A year or so after we adopted Tucker, I was diagnosed with cancer. It turned out to be very serious indeed. After a very long time in surgery, and after two weeks in recovery with numerous complications, I finally got to go home., though I was far from well. Cancer had aggravated my multiple sclerosis mightily, and I was not anything close to well. Tucker, his sad eyes always on me and always staying as close to me as he could get, did not leave my side for 75 days except to eat and eliminate.
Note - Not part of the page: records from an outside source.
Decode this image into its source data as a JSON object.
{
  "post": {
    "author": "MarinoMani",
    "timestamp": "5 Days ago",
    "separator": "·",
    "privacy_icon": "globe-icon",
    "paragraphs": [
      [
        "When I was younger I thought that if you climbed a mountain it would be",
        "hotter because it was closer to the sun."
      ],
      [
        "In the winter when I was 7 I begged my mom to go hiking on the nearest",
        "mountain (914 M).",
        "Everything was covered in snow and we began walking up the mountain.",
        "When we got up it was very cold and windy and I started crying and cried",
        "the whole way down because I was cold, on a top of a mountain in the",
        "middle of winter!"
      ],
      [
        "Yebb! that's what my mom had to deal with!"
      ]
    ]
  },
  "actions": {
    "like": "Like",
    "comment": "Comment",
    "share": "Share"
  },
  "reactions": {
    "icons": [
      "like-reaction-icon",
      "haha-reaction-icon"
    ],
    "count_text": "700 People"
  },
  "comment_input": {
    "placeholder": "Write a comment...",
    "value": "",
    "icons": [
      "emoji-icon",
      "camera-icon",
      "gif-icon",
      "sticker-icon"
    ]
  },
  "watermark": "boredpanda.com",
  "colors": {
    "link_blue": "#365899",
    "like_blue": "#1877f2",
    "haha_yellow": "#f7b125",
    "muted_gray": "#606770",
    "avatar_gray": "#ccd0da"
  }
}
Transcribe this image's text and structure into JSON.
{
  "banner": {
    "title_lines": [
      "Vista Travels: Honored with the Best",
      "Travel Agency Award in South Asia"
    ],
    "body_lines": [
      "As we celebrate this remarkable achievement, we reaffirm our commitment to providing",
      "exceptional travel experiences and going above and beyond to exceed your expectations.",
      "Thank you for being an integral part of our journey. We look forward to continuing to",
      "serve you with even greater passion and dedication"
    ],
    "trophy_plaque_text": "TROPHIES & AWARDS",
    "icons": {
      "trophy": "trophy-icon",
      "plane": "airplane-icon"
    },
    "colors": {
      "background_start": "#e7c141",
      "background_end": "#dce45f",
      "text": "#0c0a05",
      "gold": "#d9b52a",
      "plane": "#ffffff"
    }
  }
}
Tucker, now 12 or 13, was diagnosed today with leukemia. There is not much that can be done. A few medications to ease his final journey, perhaps better food than his usual health conscious dry meals, because Tucker does like his food. A little more attention, if that is possible. More hugs, more rubs, more scratches. I can expect more sleeping, and less movement. I can expect him to be puzzled, because he cannot possibly understand why he feels so weak or why he is in pain.
My job now is to do for Tucker what Tucker did for me. My job is to see that my good boy is happy, and that he is well fed, and loved in the time he has left as a living organism. My job is to take as good care of Tucker as he took of me. My job is to recognize that point at which Tucker’s life is no longer pleasant, and to take him gently on his last ride to the vet. My job is to hold him as he gets that final injection, and as the pain and infirmity are finally over. My job is not to cry where he can see me, because that would make him sad.
My job is to love him as much as he loves me.